Background: machine learning and citizen science initiatives within Cochrane are transforming Cochrane’s centralised efforts to identify reports of trials. The RCT Classifier, a machine learning routine, and Cochrane Crowd are highly accurate and efficient at distinguishing between records that are likely to describe randomized controlled trials (RCTs) and those that are not. ‘Screen4Me’ is a new service that enables individual Cochrane Reviews to take advantage of the efficiencies that this combination of human and machine effort offers in individual reviews.
Specifically the new workflow makes use of three components:
- existing data – no more rescreening of results that have already been screened and deemed to be either an RCT or not;
- machine learning in the form of the RCT classifiers for both bibliographic and trial registry records;
- crowdsourcing via Cochrane’s citizen science platform Cochrane Crowd (crowd.cochrane.org).
Objectives: participants will:
- learn what Screen4Me is and when Screen4Me is appropriate to use;
- gain a good understanding of the Screen4Me workflow;
- try out the Screen4Me for themselves on a training dataset;
- discuss the range of possible use cases for this new workflow;
- feed in to further development of the individual tools and the workflow itself.

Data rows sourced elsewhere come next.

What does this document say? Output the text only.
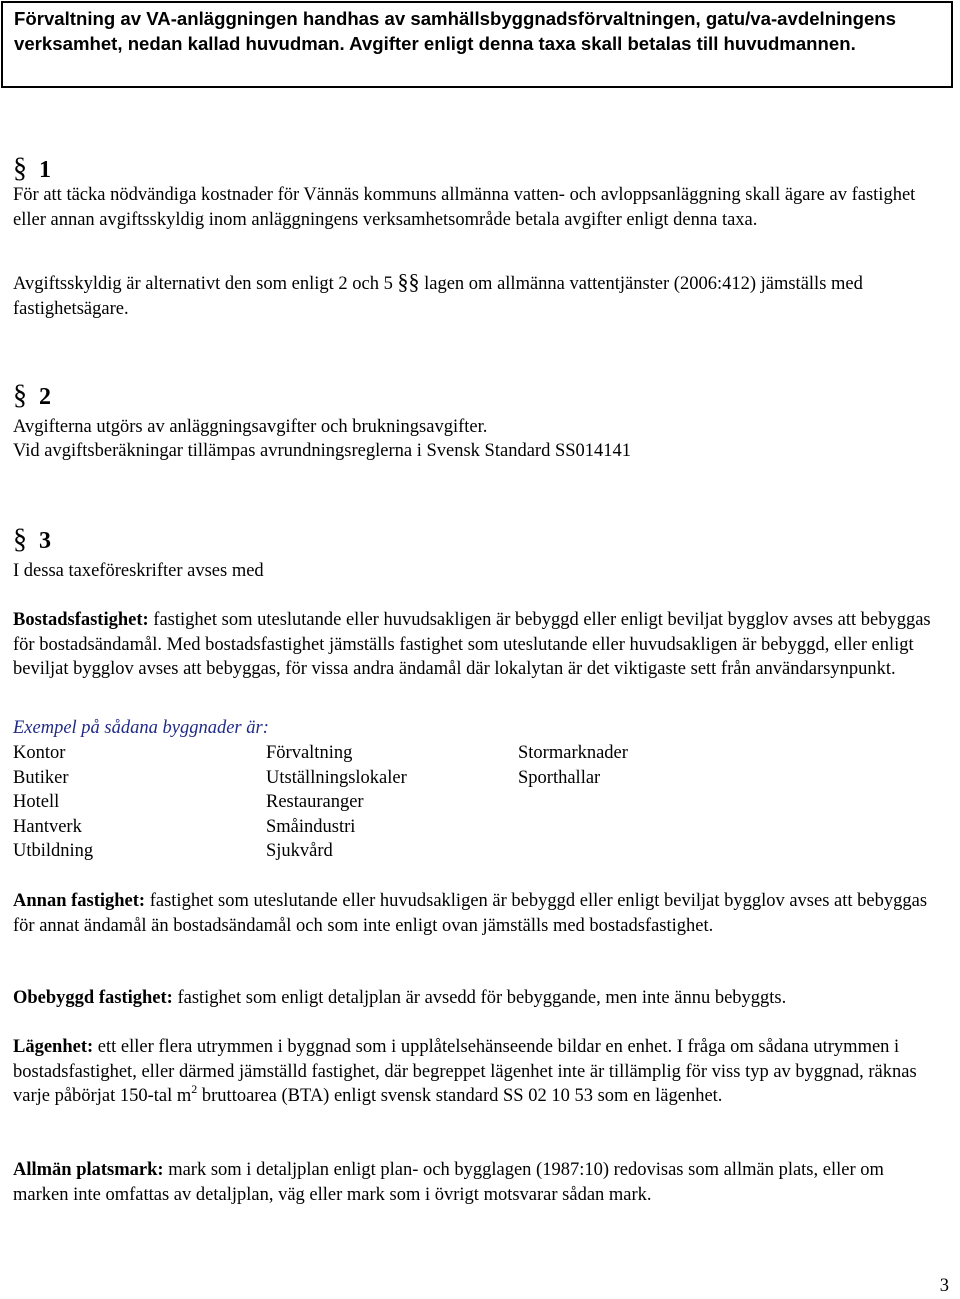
Förvaltning av VA-anläggningen handhas av samhällsbyggnadsförvaltningen, gatu/va-avdelningens verksamhet, nedan kallad huvudman. Avgifter enligt denna taxa skall betalas till huvudmannen.
§ 1
För att täcka nödvändiga kostnader för Vännäs kommuns allmänna vatten- och avloppsanläggning skall ägare av fastighet eller annan avgiftsskyldig inom anläggningens verksamhetsområde betala avgifter enligt denna taxa.
Avgiftsskyldig är alternativt den som enligt 2 och 5 §§ lagen om allmänna vattentjänster (2006:412) jämställs med fastighetsägare.
§ 2
Avgifterna utgörs av anläggningsavgifter och brukningsavgifter.
Vid avgiftsberäkningar tillämpas avrundningsreglerna i Svensk Standard SS014141
§ 3
I dessa taxeföreskrifter avses med
Bostadsfastighet: fastighet som uteslutande eller huvudsakligen är bebyggd eller enligt beviljat bygglov avses att bebyggas för bostadsändamål. Med bostadsfastighet jämställs fastighet som uteslutande eller huvudsakligen är bebyggd, eller enligt beviljat bygglov avses att bebyggas, för vissa andra ändamål där lokalytan är det viktigaste sett från användarsynpunkt.
Exempel på sådana byggnader är:
Kontor
Butiker
Hotell
Hantverk
Utbildning
Förvaltning
Utställningslokaler
Restauranger
Småindustri
Sjukvård
Stormarknader
Sporthallar
Annan fastighet: fastighet som uteslutande eller huvudsakligen är bebyggd eller enligt beviljat bygglov avses att bebyggas för annat ändamål än bostadsändamål och som inte enligt ovan jämställs med bostadsfastighet.
Obebyggd fastighet: fastighet som enligt detaljplan är avsedd för bebyggande, men inte ännu bebyggts.
Lägenhet: ett eller flera utrymmen i byggnad som i upplåtelsehänseende bildar en enhet. I fråga om sådana utrymmen i bostadsfastighet, eller därmed jämställd fastighet, där begreppet lägenhet inte är tillämplig för viss typ av byggnad, räknas varje påbörjat 150-tal $m^2$ bruttoarea (BTA) enligt svensk standard SS 02 10 53 som en lägenhet.
Allmän platsmark: mark som i detaljplan enligt plan- och bygglagen (1987:10) redovisas som allmän plats, eller om marken inte omfattas av detaljplan, väg eller mark som i övrigt motsvarar sådan mark.
3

Description: this workshop is primarily aimed at Cochrane Information Specialists and Cochrane Review author teams. It will begin with a brief presentation of the Screen4Me workflow and the work conducted to date. The main part of the workshop will be hands-on. Participants working individually or in small groups will be supplied with a practice dataset representing the search results for a Cochrane Review. They will have the opportunity to send these results through the Screen4Me workflow via the Cochrane Register of Studies (CRS). Within the workflow, they will see the output from the RCT Classifier, as well as set up a task for Cochrane Crowd. The final 20 minutes of the workshop will be a question-and-answer discussion session.